I finally got around to watching Sword of Doom last night, and I guess “thought-provoking” is an apt description, since I don’t know what to think about it.
It’s definitely a beautiful movie, visually – huge sword battles in the snow at night, battles inside a burning building, and the composition of just about every shot is just perfect. Better cinematography than any Kurosawa movie I’ve seen. But I’m having trouble coming up with a coherent meaning or purpose for the film, especially its ending.
There’s a good bit written online about it, but everything I’ve turned up is either your typical internet cinema-studies-wanking or people with no idea what they’re talking about. I’ve got a bunch of theories about the movie, based on what I was watching and what I’ve read, but none of them really work for me:
It’s nothing more than a samurai equivalent of the TIE Fighter videogame: take a stock genre (the samurai movie) and just make the protagonist the bad guy instead of the good guy avenging the death of his brother – no additional message.

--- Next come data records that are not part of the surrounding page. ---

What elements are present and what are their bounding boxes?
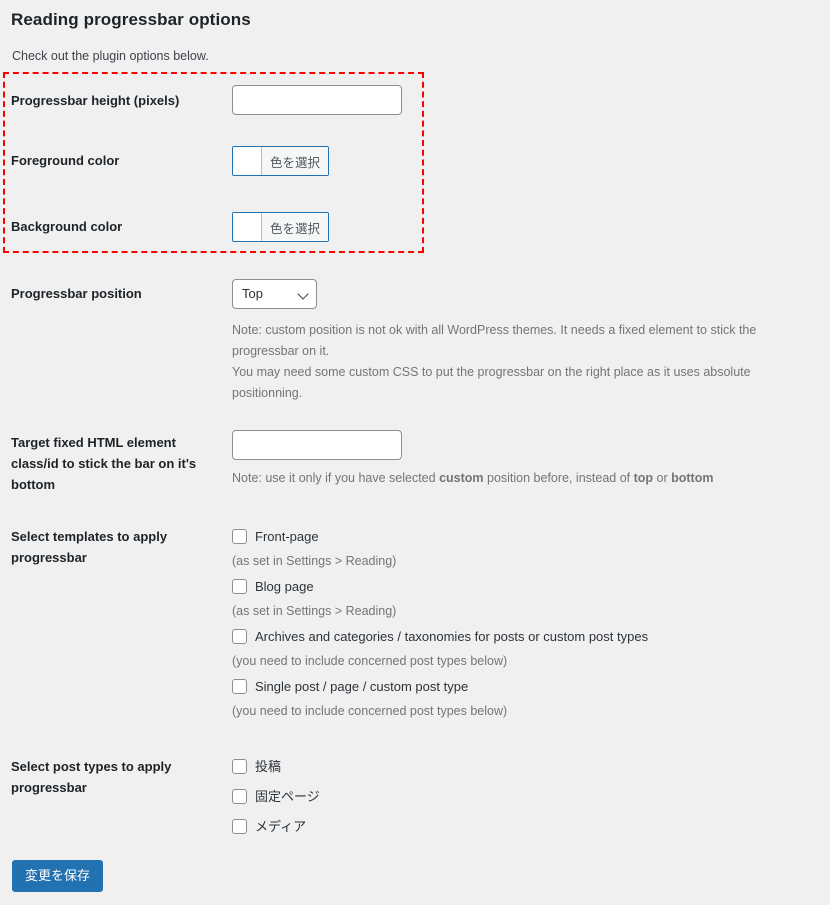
position-note-2: You may need some custom CSS to put the … [232,365,751,400]
label-select-templates: Select templates to apply progressbar [11,529,168,565]
checkbox-label-blog-page: Blog page [255,578,314,594]
foreground-color-swatch [233,147,262,175]
label-select-post-types: Select post types to apply progressbar [11,759,172,795]
background-color-picker-button[interactable]: 色を選択 [232,212,330,242]
checkbox-post-type-post[interactable] [232,759,247,774]
background-color-picker-label: 色を選択 [262,213,329,241]
target-note-part-3: or [653,471,672,485]
background-color-swatch [233,213,262,241]
checkbox-single-post[interactable] [232,679,247,694]
checkbox-row-archives[interactable]: Archives and categories / taxonomies for… [232,626,648,647]
foreground-color-picker-button[interactable]: 色を選択 [232,146,330,176]
checkbox-note-front-page: (as set in Settings > Reading) [232,554,397,568]
checkbox-label-post-type-media: メディア [255,818,307,834]
label-target-element: Target fixed HTML element class/id to st… [11,435,197,492]
foreground-color-picker-label: 色を選択 [262,147,329,175]
position-note-1: Note: custom position is not ok with all… [232,323,757,358]
checkbox-archives[interactable] [232,629,247,644]
checkbox-label-front-page: Front-page [255,528,319,544]
options-page: Reading progressbar options Check out th… [0,0,830,905]
checkbox-label-archives: Archives and categories / taxonomies for… [255,628,649,644]
target-note-bold-top: top [633,471,654,485]
checkbox-post-type-media[interactable] [232,819,247,834]
checkbox-row-post-type-1[interactable]: 固定ページ [232,786,320,807]
target-note-part-2: position before, instead of [483,471,634,485]
page-subtitle: Check out the plugin options below. [12,49,209,63]
save-changes-button[interactable]: 変更を保存 [12,860,104,892]
checkbox-note-archives: (you need to include concerned post type… [232,654,508,668]
target-note-part-1: Note: use it only if you have selected [232,471,440,485]
target-note-bold-custom: custom [439,471,484,485]
checkbox-row-front-page[interactable]: Front-page [232,526,648,547]
checkbox-note-blog-page: (as set in Settings > Reading) [232,604,397,618]
page-title: Reading progressbar options [11,10,251,29]
progressbar-height-input[interactable] [232,85,402,115]
checkbox-label-post-type-post: 投稿 [255,758,282,774]
checkbox-row-single-post[interactable]: Single post / page / custom post type [232,676,648,697]
checkbox-row-blog-page[interactable]: Blog page [232,576,648,597]
target-element-input[interactable] [232,430,402,460]
label-foreground-color: Foreground color [11,153,120,168]
progressbar-position-select[interactable]: Top [232,279,317,309]
checkbox-front-page[interactable] [232,529,247,544]
checkbox-row-post-type-2[interactable]: メディア [232,816,320,837]
label-background-color: Background color [11,219,123,234]
checkbox-post-type-page[interactable] [232,789,247,804]
target-note-bold-bottom: bottom [671,471,714,485]
label-progressbar-height: Progressbar height (pixels) [11,93,180,108]
label-progressbar-position: Progressbar position [11,286,142,301]
chevron-down-icon [299,290,308,299]
checkbox-row-post-type-0[interactable]: 投稿 [232,756,320,777]
checkbox-label-single-post: Single post / page / custom post type [255,678,469,694]
checkbox-blog-page[interactable] [232,579,247,594]
checkbox-label-post-type-page: 固定ページ [255,788,320,804]
progressbar-position-value: Top [242,286,263,301]
checkbox-note-single-post: (you need to include concerned post type… [232,704,508,718]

It’s the samurai equivalent of The Wild Bunch. That movie took a genre that was already outliving its usefulness (the western) to tell the story of a bunch of people that had outlived their usefulness and had no place in the world. Sword of Doom does the same with the samurai genre and just shows how as the shogunate was failing and becoming more and more corrupt, the elaborate notions of honor and loyalty had become meaningless.
The Japanese title Daibosatsu Pass has more significance than a westerner like me can grasp. The grandfather talks at the beginning about water flowing to the east and west, which evokes an image of the division between good and evil. The message is that a single choice can have greater repercussions that follow you for the rest of your life.
Ryunosuke is a sociopath who doesn’t understand how his actions do have real consequence – he sees no greater purpose or honor or loyalty in what he does, and his sword technique reflects that. He simply waits and watches to let others expose their own weakness or corruption. What he sees as nothing more than objectivity is correctly perceived by everyone else as cruelty. That’s what I thought the movie was trying to say, especially when they contrasted it with Toshiro Mifune’s character’s own killing spree, but it doesn’t make sense with the ending and all the unresolved sub-plots.
The movie doesn’t tie up all the lose ends because it’s part of a larger story. (One in which Ryunosuke survives, apparently, which just doesn’t make sense to me on any level). That’s fine, but it’s not as if the filmmakers suddenly ran out of film and couldn’t finish, is it? You don’t present something like that without having a reason for it.
Any Dopers have interepretations of the movie that manage to tie up all the lose ends?